In previous releases (SF 1.2 and XAC 2.6 or below), StoreFront sat ‘in front’ for all use cases. Along with the release of XAC 2.8, we released this our mobility client called ‘Worx Home.’ We will not go too deep into the evolution of the mobile client for iOS and Android. That might be a good topic for a follow-up article. But now Worx Home (WH) needs to be pointed directly to XAC (through a NetScaler Gateway). It can’t be pointed to StoreFront anymore like Receiver could. This does not mean that any user with a mobile device (Android or iOS) needs to hit XAC from all of their devices. The important thing to keep in mind here when figuring out what is right for your users is subscriptions. We don’t want the user to see a different set of applications from RfW than they see from Receiver and WH. Below is an example of what we have done for some customers in the past that seems to work nicely. This can all be controlled with NetScaler Gateway session policies and profiles for users coming in from an external network. The assumption in the scenario below is that our mobile devices (Worx Home users) are all on an external network or guest wireless as they may be BYO or untrusted:

  • RfW Users (Browser-based). For some of the reasons we discussed earlier (those extra features and the ability to customize) we want to send these users to StoreFront. Users are also probably already used to doing this (or the WI equivalent), so we don’t want to change any more than we have to. This can be done by filtering on the ‘Referer’ header in the session policy. As users access the store, they are going to generate a list of subscriptions. Subscriptions do not synchronize between SF and XAC.
  • Native Receiver Users (Windows, Mac, etc.). Similar to our RfW users, we are also probably going to want these users hitting StoreFront so they can leverage all of the enhanced functionality. This also makes sure that the user will see the same set of subscriptions when accessing the environment via a native Receiver as they do with RfW. In our NetScaler session policy we can filer on ‘CitrixReceiver’ and ‘X-Citrix-Gateway.’  We can also get more specific and filter based on Windows or Mac etc.
  • Worx Home Users (iOS and Android). As noted above, we need these users pointed to XAC on the back end. But what about our subscriptions? – Interestingly, most users do not want the same list of applications pushed to their mobile device as they would use on another endpoint. The separation of these subscriptions is actually somewhat by design based on that user feedback. As far as our session policy, we can filter for Worx Home based on the ‘Zenprise’ header. As a fun fact, a good portion of our XenMobile suite was acquired from a company called Zenprise (yes, with a ‘Z’), so that is where the header comes from.
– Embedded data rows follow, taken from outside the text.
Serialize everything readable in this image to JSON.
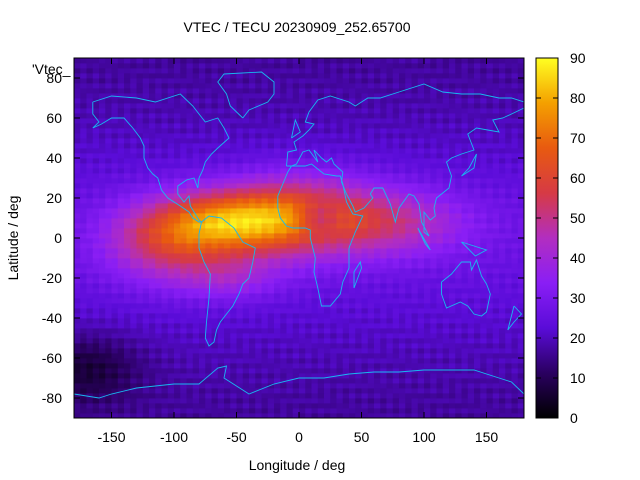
{
  "chart_data": {
    "type": "heatmap",
    "title": "VTEC / TECU 20230909_252.65700",
    "xlabel": "Longitude / deg",
    "ylabel": "Latitude / deg",
    "series_label": "'Vtec_",
    "xlim": [
      -180,
      180
    ],
    "ylim": [
      -90,
      90
    ],
    "x_ticks": [
      -150,
      -100,
      -50,
      0,
      50,
      100,
      150
    ],
    "y_ticks": [
      -80,
      -60,
      -40,
      -20,
      0,
      20,
      40,
      60,
      80
    ],
    "colorbar": {
      "range": [
        0,
        90
      ],
      "ticks": [
        0,
        10,
        20,
        30,
        40,
        50,
        60,
        70,
        80,
        90
      ],
      "palette": [
        "#000000",
        "#2a0060",
        "#5a0cd8",
        "#8a1ef5",
        "#b22ec0",
        "#d63a45",
        "#e85a10",
        "#f4a000",
        "#ffff22"
      ]
    },
    "grid": {
      "lon_step": 5,
      "lat_step": 2.5
    },
    "blobs": [
      {
        "lon": -55,
        "lat": 8,
        "slon": 40,
        "slat": 11,
        "amp": 42
      },
      {
        "lon": -105,
        "lat": -2,
        "slon": 35,
        "slat": 14,
        "amp": 26
      },
      {
        "lon": 0,
        "lat": 12,
        "slon": 40,
        "slat": 14,
        "amp": 30
      },
      {
        "lon": 70,
        "lat": 8,
        "slon": 45,
        "slat": 12,
        "amp": 22
      },
      {
        "lon": 15,
        "lat": 10,
        "slon": 12,
        "slat": 6,
        "amp": -18
      },
      {
        "lon": -55,
        "lat": -20,
        "slon": 30,
        "slat": 8,
        "amp": 12
      }
    ],
    "baseline": {
      "equator": 26,
      "pole": 16,
      "southwest_dark": -12
    },
    "coastline_color": "#18b8f0",
    "coastlines": [
      [
        [
          -165,
          68
        ],
        [
          -150,
          71
        ],
        [
          -130,
          70
        ],
        [
          -115,
          68
        ],
        [
          -95,
          72
        ],
        [
          -85,
          66
        ],
        [
          -80,
          62
        ],
        [
          -75,
          58
        ],
        [
          -65,
          60
        ],
        [
          -60,
          55
        ],
        [
          -56,
          50
        ],
        [
          -65,
          45
        ],
        [
          -70,
          42
        ],
        [
          -75,
          38
        ],
        [
          -77,
          34
        ],
        [
          -80,
          30
        ],
        [
          -81,
          25
        ],
        [
          -84,
          30
        ],
        [
          -90,
          29
        ],
        [
          -97,
          26
        ],
        [
          -97,
          22
        ],
        [
          -92,
          18
        ],
        [
          -88,
          21
        ],
        [
          -87,
          16
        ],
        [
          -83,
          12
        ],
        [
          -80,
          9
        ],
        [
          -78,
          8
        ],
        [
          -80,
          8
        ],
        [
          -85,
          10
        ],
        [
          -88,
          13
        ],
        [
          -95,
          16
        ],
        [
          -105,
          20
        ],
        [
          -110,
          24
        ],
        [
          -113,
          30
        ],
        [
          -117,
          32
        ],
        [
          -121,
          35
        ],
        [
          -124,
          40
        ],
        [
          -124,
          46
        ],
        [
          -127,
          50
        ],
        [
          -133,
          55
        ],
        [
          -140,
          60
        ],
        [
          -150,
          60
        ],
        [
          -158,
          57
        ],
        [
          -165,
          55
        ],
        [
          -160,
          58
        ],
        [
          -165,
          62
        ],
        [
          -165,
          68
        ]
      ],
      [
        [
          -78,
          8
        ],
        [
          -72,
          11
        ],
        [
          -62,
          10
        ],
        [
          -52,
          5
        ],
        [
          -45,
          -2
        ],
        [
          -35,
          -5
        ],
        [
          -37,
          -12
        ],
        [
          -40,
          -20
        ],
        [
          -45,
          -23
        ],
        [
          -48,
          -28
        ],
        [
          -53,
          -34
        ],
        [
          -58,
          -38
        ],
        [
          -63,
          -42
        ],
        [
          -66,
          -46
        ],
        [
          -68,
          -52
        ],
        [
          -72,
          -54
        ],
        [
          -75,
          -50
        ],
        [
          -74,
          -42
        ],
        [
          -72,
          -30
        ],
        [
          -71,
          -18
        ],
        [
          -76,
          -12
        ],
        [
          -80,
          -5
        ],
        [
          -80,
          2
        ],
        [
          -78,
          8
        ]
      ],
      [
        [
          -45,
          60
        ],
        [
          -55,
          66
        ],
        [
          -58,
          72
        ],
        [
          -65,
          78
        ],
        [
          -60,
          82
        ],
        [
          -30,
          83
        ],
        [
          -20,
          78
        ],
        [
          -20,
          72
        ],
        [
          -25,
          68
        ],
        [
          -40,
          64
        ],
        [
          -45,
          60
        ]
      ],
      [
        [
          -17,
          15
        ],
        [
          -17,
          21
        ],
        [
          -13,
          27
        ],
        [
          -9,
          33
        ],
        [
          -6,
          36
        ],
        [
          5,
          36
        ],
        [
          10,
          37
        ],
        [
          20,
          32
        ],
        [
          30,
          31
        ],
        [
          33,
          31
        ],
        [
          35,
          27
        ],
        [
          38,
          18
        ],
        [
          43,
          12
        ],
        [
          51,
          11
        ],
        [
          45,
          3
        ],
        [
          40,
          -5
        ],
        [
          40,
          -15
        ],
        [
          35,
          -22
        ],
        [
          33,
          -28
        ],
        [
          25,
          -34
        ],
        [
          18,
          -34
        ],
        [
          15,
          -25
        ],
        [
          12,
          -17
        ],
        [
          13,
          -10
        ],
        [
          9,
          0
        ],
        [
          9,
          4
        ],
        [
          5,
          5
        ],
        [
          -5,
          5
        ],
        [
          -10,
          6
        ],
        [
          -15,
          10
        ],
        [
          -17,
          15
        ]
      ],
      [
        [
          -10,
          36
        ],
        [
          -9,
          43
        ],
        [
          -2,
          44
        ],
        [
          -4,
          48
        ],
        [
          3,
          51
        ],
        [
          8,
          54
        ],
        [
          12,
          57
        ],
        [
          5,
          58
        ],
        [
          8,
          63
        ],
        [
          15,
          69
        ],
        [
          25,
          71
        ],
        [
          40,
          68
        ],
        [
          45,
          66
        ],
        [
          55,
          70
        ],
        [
          65,
          70
        ],
        [
          80,
          73
        ],
        [
          100,
          77
        ],
        [
          115,
          73
        ],
        [
          130,
          72
        ],
        [
          145,
          72
        ],
        [
          160,
          70
        ],
        [
          170,
          70
        ],
        [
          180,
          68
        ],
        [
          180,
          65
        ],
        [
          170,
          62
        ],
        [
          163,
          60
        ],
        [
          155,
          59
        ],
        [
          160,
          53
        ],
        [
          142,
          55
        ],
        [
          135,
          52
        ],
        [
          140,
          44
        ],
        [
          130,
          42
        ],
        [
          122,
          40
        ],
        [
          118,
          38
        ],
        [
          122,
          31
        ],
        [
          120,
          25
        ],
        [
          110,
          20
        ],
        [
          108,
          15
        ],
        [
          109,
          11
        ],
        [
          105,
          9
        ],
        [
          100,
          13
        ],
        [
          100,
          3
        ],
        [
          104,
          1
        ],
        [
          98,
          8
        ],
        [
          96,
          17
        ],
        [
          92,
          21
        ],
        [
          88,
          22
        ],
        [
          80,
          15
        ],
        [
          77,
          8
        ],
        [
          73,
          17
        ],
        [
          70,
          21
        ],
        [
          67,
          25
        ],
        [
          60,
          25
        ],
        [
          57,
          22
        ],
        [
          59,
          20
        ],
        [
          52,
          15
        ],
        [
          45,
          13
        ],
        [
          43,
          16
        ],
        [
          38,
          22
        ],
        [
          34,
          28
        ],
        [
          35,
          33
        ],
        [
          28,
          37
        ],
        [
          26,
          40
        ],
        [
          22,
          38
        ],
        [
          18,
          40
        ],
        [
          12,
          44
        ],
        [
          15,
          38
        ],
        [
          8,
          44
        ],
        [
          3,
          43
        ],
        [
          -2,
          37
        ],
        [
          -6,
          36
        ],
        [
          -10,
          36
        ]
      ],
      [
        [
          -6,
          50
        ],
        [
          -3,
          59
        ],
        [
          1,
          53
        ],
        [
          -6,
          50
        ]
      ],
      [
        [
          114,
          -22
        ],
        [
          122,
          -18
        ],
        [
          130,
          -12
        ],
        [
          137,
          -12
        ],
        [
          138,
          -16
        ],
        [
          142,
          -11
        ],
        [
          146,
          -19
        ],
        [
          150,
          -23
        ],
        [
          153,
          -28
        ],
        [
          150,
          -37
        ],
        [
          146,
          -39
        ],
        [
          140,
          -38
        ],
        [
          135,
          -34
        ],
        [
          129,
          -32
        ],
        [
          118,
          -35
        ],
        [
          114,
          -28
        ],
        [
          114,
          -22
        ]
      ],
      [
        [
          44,
          -25
        ],
        [
          50,
          -15
        ],
        [
          49,
          -12
        ],
        [
          44,
          -17
        ],
        [
          44,
          -25
        ]
      ],
      [
        [
          95,
          5
        ],
        [
          105,
          -6
        ],
        [
          101,
          -3
        ],
        [
          95,
          5
        ]
      ],
      [
        [
          130,
          -2
        ],
        [
          150,
          -6
        ],
        [
          141,
          -9
        ],
        [
          130,
          -2
        ]
      ],
      [
        [
          130,
          31
        ],
        [
          140,
          35
        ],
        [
          142,
          42
        ],
        [
          136,
          35
        ],
        [
          130,
          31
        ]
      ],
      [
        [
          172,
          -34
        ],
        [
          178,
          -38
        ],
        [
          172,
          -42
        ],
        [
          167,
          -46
        ],
        [
          172,
          -34
        ]
      ],
      [
        [
          -180,
          -78
        ],
        [
          -160,
          -80
        ],
        [
          -150,
          -78
        ],
        [
          -130,
          -75
        ],
        [
          -100,
          -73
        ],
        [
          -80,
          -73
        ],
        [
          -65,
          -65
        ],
        [
          -58,
          -64
        ],
        [
          -60,
          -70
        ],
        [
          -40,
          -78
        ],
        [
          -20,
          -73
        ],
        [
          0,
          -70
        ],
        [
          20,
          -70
        ],
        [
          40,
          -68
        ],
        [
          60,
          -67
        ],
        [
          80,
          -67
        ],
        [
          100,
          -66
        ],
        [
          120,
          -66
        ],
        [
          140,
          -66
        ],
        [
          160,
          -70
        ],
        [
          170,
          -72
        ],
        [
          180,
          -78
        ]
      ]
    ]
  }
}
We have a pretty good list of these headers available here if you want to get even more granular with it.

If you are thinking about having these Worx Home (mobile device) users on your internal network (without NetScaler in play), remember that you will lose some functionality such as micro-VPN and STA, which are required for certain components of the solution to function properly. For other use cases (non-mobile devices), you can control the internal user experience based on which URL you tell the user to access.

Wrap up

Ultimately the “which sits in front” question was kind of a trick question. Neither component really sits ‘in front.’  That’s why some Citrites might say XAC and StoreFront function “in parallel.” How you choose to use them is really up to you and the requirements of your organization. As usual, this all comes down to the desired user experience. Just be sure to keep subscriptions in mind so you don’t have users scratching their heads about what they are seeing one place vs. another. Hopefully you find this useful when designing your own XenMobile environment. Feel free to drop me a note if you have any questions or comments on your specific setup.